1. Can you give us a little background on your career to date?

After graduating from university in 1996, I was a daily news journalist, working predominantly in print newspaper and business magazines, reporting in Australia, Hong Kong and the UK. She also had a brief stint as an on-air TV reporter.

A move into the world of online communications was made when she pioneered a UK-based web site magazine, covering the Asian art, rugs and textiles markets that took her to New York, Los Angeles, Paris and Istanbul. In 2001, I returned to Australia to forge a career in PR and media relations management in agencies, working with household name clients in the business, consumer and government sectors.

I launched Bespoke Communications in 2007 and since then our client base has quickly grown to include major corporates, lifestyle brands, small business entities, artists and galleries, and not-for-profits. While small, we remain perfectly formed and highly efficient.
My web site is www.bespokecomms.com.au

2. Tell us about ……..how it each came to be?

My career is has been all about communications. That is all I have ever done for almost 20 years– so my path from student to cadet to senior journalist to PR professional was in many ways logical and not revolutionary for many in my field. Starting a business was though!

3. Can you talk us through any obstacles that you have faced in building your company?

  • Finding and keeping the good eggs– I have found a stable of reliable, casual labour to ensure that the business is not burdened with overheads we can ill afford should a client take a break or I am on leave for a month with no work to do for staff.
  • Being tough but fair – Hire slowly, fire quickly. That goes for clients, suppliers and employees.
  • Match and aspire – For where the business is now, I have found the most suitable clients for my cash flow, profile and service capability are mid-sized firms or project of larger corporates doing new campaigns that demand an agile and experienced communications agent. It means saying no to clients sometimes. One man bands no matter how edgy, exciting or personally engaging that don’t have the experience with a PR agency, limited budget and a need for too much “hand holding” are more energy than reward.

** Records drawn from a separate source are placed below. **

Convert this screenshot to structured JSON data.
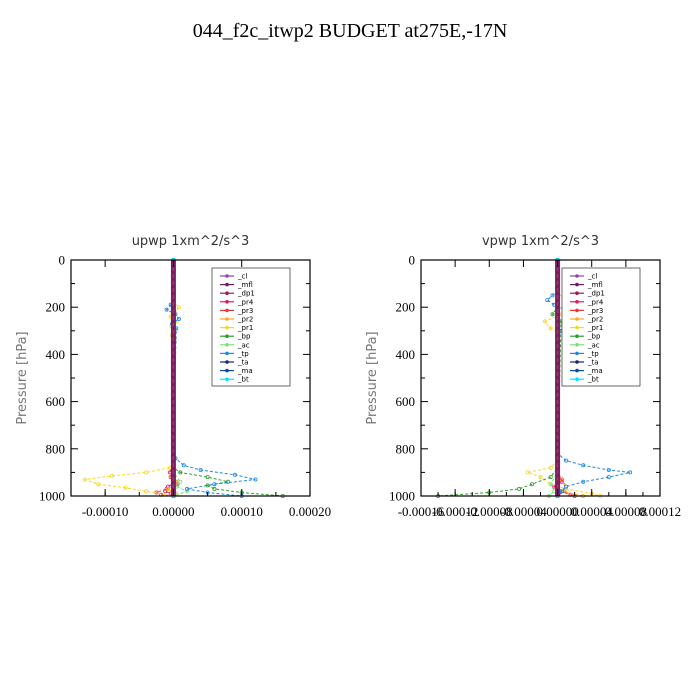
{
  "figure_title": "044_f2c_itwp2  BUDGET at275E,-17N",
  "chart_data": [
    {
      "type": "line",
      "title": "upwp   1xm^2/s^3",
      "ylabel": "Pressure  [hPa]",
      "xlabel": "",
      "xlim": [
        -0.00015,
        0.0002
      ],
      "ylim": [
        1000,
        0
      ],
      "xticks": [
        "-0.00010",
        "0.00000",
        "0.00010",
        "0.00020"
      ],
      "xtick_values": [
        -0.0001,
        0,
        0.0001,
        0.0002
      ],
      "yticks": [
        "0",
        "200",
        "400",
        "600",
        "800",
        "1000"
      ],
      "ytick_values": [
        0,
        200,
        400,
        600,
        800,
        1000
      ],
      "legend_position": "top-right",
      "grid": false,
      "series": [
        {
          "name": "_cl",
          "color": "#8e44ad",
          "y": [
            0,
            1000
          ],
          "x": [
            0,
            0
          ]
        },
        {
          "name": "_mfl",
          "color": "#6a1b6a",
          "y": [
            0,
            1000
          ],
          "x": [
            0,
            0
          ]
        },
        {
          "name": "_dp1",
          "color": "#9b1c5a",
          "y": [
            0,
            1000
          ],
          "x": [
            0,
            0
          ]
        },
        {
          "name": "_pr4",
          "color": "#d81b60",
          "y": [
            0,
            850,
            900,
            940,
            960,
            980,
            990,
            1000
          ],
          "x": [
            0,
            0,
            -5e-06,
            4e-06,
            -8e-06,
            -1.2e-05,
            -4e-06,
            0
          ]
        },
        {
          "name": "_pr3",
          "color": "#e53935",
          "y": [
            0,
            880,
            920,
            950,
            970,
            985,
            995,
            1000
          ],
          "x": [
            0,
            0,
            -4e-06,
            6e-06,
            -1e-05,
            -2.5e-05,
            -1.8e-05,
            0
          ]
        },
        {
          "name": "_pr2",
          "color": "#ffa726",
          "y": [
            0,
            900,
            940,
            970,
            990,
            1000
          ],
          "x": [
            0,
            0,
            4e-06,
            -8e-06,
            4e-06,
            0
          ]
        },
        {
          "name": "_pr1",
          "color": "#f9d71c",
          "y": [
            0,
            180,
            200,
            220,
            240,
            260,
            280,
            300,
            320,
            340,
            360,
            850,
            880,
            900,
            915,
            930,
            950,
            965,
            980,
            1000
          ],
          "x": [
            0,
            0,
            8e-06,
            2e-06,
            -4e-06,
            5e-06,
            -3e-06,
            4e-06,
            -2e-06,
            3e-06,
            0,
            0,
            -5e-06,
            -4e-05,
            -9e-05,
            -0.00013,
            -0.00011,
            -7e-05,
            -4e-05,
            0
          ]
        },
        {
          "name": "_bp",
          "color": "#2e9e2e",
          "y": [
            0,
            880,
            900,
            920,
            940,
            955,
            970,
            985,
            1000
          ],
          "x": [
            0,
            0,
            1e-05,
            5e-05,
            8e-05,
            5e-05,
            6e-05,
            0.0001,
            0.00016
          ]
        },
        {
          "name": "_ac",
          "color": "#7ee07e",
          "y": [
            0,
            900,
            940,
            960,
            980,
            1000
          ],
          "x": [
            0,
            0,
            1e-05,
            5e-06,
            2e-05,
            0
          ]
        },
        {
          "name": "_tp",
          "color": "#1e88e5",
          "y": [
            0,
            170,
            190,
            210,
            230,
            250,
            270,
            290,
            800,
            840,
            870,
            890,
            910,
            930,
            950,
            970,
            985,
            1000
          ],
          "x": [
            0,
            0,
            -4e-06,
            -1e-05,
            3e-06,
            8e-06,
            -2e-06,
            4e-06,
            0,
            3e-06,
            1.5e-05,
            4e-05,
            9e-05,
            0.00012,
            6e-05,
            2e-05,
            5e-05,
            0.0001
          ]
        },
        {
          "name": "_ta",
          "color": "#1a237e",
          "y": [
            0,
            1000
          ],
          "x": [
            0,
            0
          ]
        },
        {
          "name": "_ma",
          "color": "#0d47a1",
          "y": [
            0,
            1000
          ],
          "x": [
            0,
            0
          ]
        },
        {
          "name": "_bt",
          "color": "#00e5ff",
          "y": [
            0,
            1000
          ],
          "x": [
            0,
            0
          ]
        }
      ]
    },
    {
      "type": "line",
      "title": "vpwp   1xm^2/s^3",
      "ylabel": "Pressure  [hPa]",
      "xlabel": "",
      "xlim": [
        -0.00016,
        0.00012
      ],
      "ylim": [
        1000,
        0
      ],
      "xticks": [
        "-0.00016",
        "-0.00012",
        "-0.00008",
        "-0.00004",
        "0.00000",
        "0.00004",
        "0.00008",
        "0.00012"
      ],
      "xtick_values": [
        -0.00016,
        -0.00012,
        -8e-05,
        -4e-05,
        0,
        4e-05,
        8e-05,
        0.00012
      ],
      "yticks": [
        "0",
        "200",
        "400",
        "600",
        "800",
        "1000"
      ],
      "ytick_values": [
        0,
        200,
        400,
        600,
        800,
        1000
      ],
      "legend_position": "top-right",
      "grid": false,
      "series": [
        {
          "name": "_cl",
          "color": "#8e44ad",
          "y": [
            0,
            1000
          ],
          "x": [
            0,
            0
          ]
        },
        {
          "name": "_mfl",
          "color": "#6a1b6a",
          "y": [
            0,
            1000
          ],
          "x": [
            0,
            0
          ]
        },
        {
          "name": "_dp1",
          "color": "#9b1c5a",
          "y": [
            0,
            1000
          ],
          "x": [
            0,
            0
          ]
        },
        {
          "name": "_pr4",
          "color": "#d81b60",
          "y": [
            0,
            900,
            940,
            960,
            980,
            1000
          ],
          "x": [
            0,
            0,
            5e-06,
            -4e-06,
            8e-06,
            0
          ]
        },
        {
          "name": "_pr3",
          "color": "#e53935",
          "y": [
            0,
            900,
            930,
            960,
            980,
            995,
            1000
          ],
          "x": [
            0,
            0,
            5e-06,
            1e-05,
            4e-06,
            1.5e-05,
            2e-05
          ]
        },
        {
          "name": "_pr2",
          "color": "#ffa726",
          "y": [
            0,
            920,
            960,
            980,
            1000
          ],
          "x": [
            0,
            0,
            1e-05,
            5e-06,
            3e-05
          ]
        },
        {
          "name": "_pr1",
          "color": "#f9d71c",
          "y": [
            0,
            140,
            170,
            200,
            230,
            260,
            290,
            320,
            350,
            850,
            880,
            900,
            920,
            950,
            970,
            990,
            1000
          ],
          "x": [
            0,
            0,
            1e-05,
            1.5e-05,
            5e-06,
            -1.5e-05,
            -8e-06,
            1.2e-05,
            0,
            0,
            -8e-06,
            -3.5e-05,
            -2e-05,
            -8e-06,
            1e-05,
            4e-05,
            5e-05
          ]
        },
        {
          "name": "_bp",
          "color": "#2e9e2e",
          "y": [
            0,
            200,
            230,
            260,
            880,
            920,
            950,
            970,
            985,
            1000
          ],
          "x": [
            0,
            0,
            -6e-06,
            4e-06,
            0,
            -8e-06,
            -3e-05,
            -4.5e-05,
            -8e-05,
            -0.00014
          ]
        },
        {
          "name": "_ac",
          "color": "#7ee07e",
          "y": [
            0,
            900,
            950,
            980,
            1000
          ],
          "x": [
            0,
            0,
            -8e-06,
            -4e-06,
            -1e-05
          ]
        },
        {
          "name": "_tp",
          "color": "#1e88e5",
          "y": [
            0,
            130,
            150,
            170,
            190,
            210,
            240,
            270,
            300,
            330,
            820,
            850,
            870,
            890,
            900,
            920,
            940,
            960,
            980,
            1000
          ],
          "x": [
            0,
            0,
            -6e-06,
            -1.2e-05,
            -4e-06,
            8e-06,
            2.5e-05,
            1.2e-05,
            4e-06,
            0,
            0,
            1e-05,
            3e-05,
            6e-05,
            8.5e-05,
            6e-05,
            3e-05,
            1e-05,
            5e-06,
            0
          ]
        },
        {
          "name": "_ta",
          "color": "#1a237e",
          "y": [
            0,
            1000
          ],
          "x": [
            0,
            0
          ]
        },
        {
          "name": "_ma",
          "color": "#0d47a1",
          "y": [
            0,
            1000
          ],
          "x": [
            0,
            0
          ]
        },
        {
          "name": "_bt",
          "color": "#00e5ff",
          "y": [
            0,
            1000
          ],
          "x": [
            0,
            0
          ]
        }
      ]
    }
  ]
}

4. Was founding your own business something you always had on the career agenda?

If you had asked me when I finished high school, the answer would be “no thanks.” I wanted to be a journalist and work for a major newspaper or TV network. End of story. But in hindsight my desire to achieve a lot at a young age both personally and professionally were certainly the building blocks to set up a business. Thankfully I did as there are so few staff reporter jobs any more.

5. What advice would you give to any of our readers who dream of starting up their own business but just don’t know where to begin?

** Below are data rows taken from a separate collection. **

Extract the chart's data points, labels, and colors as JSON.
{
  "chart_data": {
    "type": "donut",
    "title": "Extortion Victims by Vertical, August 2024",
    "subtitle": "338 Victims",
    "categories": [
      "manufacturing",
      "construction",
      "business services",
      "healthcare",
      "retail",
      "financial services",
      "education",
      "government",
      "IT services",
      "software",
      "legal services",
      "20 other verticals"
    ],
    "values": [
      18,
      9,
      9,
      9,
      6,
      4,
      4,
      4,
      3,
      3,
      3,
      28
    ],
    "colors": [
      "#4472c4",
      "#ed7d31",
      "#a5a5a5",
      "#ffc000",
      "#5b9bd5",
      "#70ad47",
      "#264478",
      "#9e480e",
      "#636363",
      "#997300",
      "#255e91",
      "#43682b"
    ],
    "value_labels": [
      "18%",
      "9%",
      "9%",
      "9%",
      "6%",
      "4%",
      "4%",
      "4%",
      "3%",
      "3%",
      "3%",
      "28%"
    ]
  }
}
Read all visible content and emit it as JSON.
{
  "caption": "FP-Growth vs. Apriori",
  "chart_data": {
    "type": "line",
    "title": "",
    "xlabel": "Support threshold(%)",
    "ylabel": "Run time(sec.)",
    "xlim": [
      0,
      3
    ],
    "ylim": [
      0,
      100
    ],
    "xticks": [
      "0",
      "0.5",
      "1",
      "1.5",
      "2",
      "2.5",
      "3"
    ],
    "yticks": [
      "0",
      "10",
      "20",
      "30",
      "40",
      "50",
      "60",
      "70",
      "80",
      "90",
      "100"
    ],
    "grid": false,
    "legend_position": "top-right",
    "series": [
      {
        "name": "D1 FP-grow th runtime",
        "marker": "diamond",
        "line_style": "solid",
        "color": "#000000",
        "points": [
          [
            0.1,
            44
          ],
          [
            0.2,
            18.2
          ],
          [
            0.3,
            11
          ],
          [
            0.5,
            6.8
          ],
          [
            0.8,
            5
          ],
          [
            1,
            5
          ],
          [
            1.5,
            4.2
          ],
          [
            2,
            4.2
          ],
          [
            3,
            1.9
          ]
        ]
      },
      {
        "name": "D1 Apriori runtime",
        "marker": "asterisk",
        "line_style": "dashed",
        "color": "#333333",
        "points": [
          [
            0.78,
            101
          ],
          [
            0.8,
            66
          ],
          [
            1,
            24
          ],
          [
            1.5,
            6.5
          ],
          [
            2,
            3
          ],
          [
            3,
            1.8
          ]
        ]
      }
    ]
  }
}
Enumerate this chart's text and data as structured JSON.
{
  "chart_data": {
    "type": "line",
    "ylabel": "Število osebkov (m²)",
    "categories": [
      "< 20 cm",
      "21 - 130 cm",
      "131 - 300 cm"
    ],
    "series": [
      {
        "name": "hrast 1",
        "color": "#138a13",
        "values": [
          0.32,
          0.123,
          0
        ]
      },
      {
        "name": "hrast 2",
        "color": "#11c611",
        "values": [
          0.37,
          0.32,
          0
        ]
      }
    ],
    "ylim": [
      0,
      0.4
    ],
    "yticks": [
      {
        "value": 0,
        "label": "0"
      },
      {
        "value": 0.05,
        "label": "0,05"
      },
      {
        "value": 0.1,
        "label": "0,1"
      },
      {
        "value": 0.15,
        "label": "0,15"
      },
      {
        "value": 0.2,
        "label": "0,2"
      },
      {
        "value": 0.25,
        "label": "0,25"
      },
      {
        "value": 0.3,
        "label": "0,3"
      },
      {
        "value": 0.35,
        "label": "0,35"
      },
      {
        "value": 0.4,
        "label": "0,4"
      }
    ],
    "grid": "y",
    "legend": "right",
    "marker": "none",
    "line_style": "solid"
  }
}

  • Do your homework on your idea and work out your cash flow early on as most SMEs don’t last five years for a good reason. I was holding down a full time job when I started my PR consultancy.
  • Decide whether you want to be a partnership, hire a team of staff or remain a sole trader. It’s very important to also be clear to why you started the business – have a vision.
  • Do not be dogged down by how you have always done things. Being innovative and nimble are all part of the modern business landscape.
  • Listen to everyone but only do what is right for your brand

6. What has been the most profound thing you have learnt to date in your career?

Being the smartest guy or girl in the room is no guarantee of financial success.

7. How would you best describe your investment style in three words?

Cautious but not traditional. I own lots of great art (which to me is an investment of the soul and the future bank balance), have bought an investment property but still rent the space where I live and work.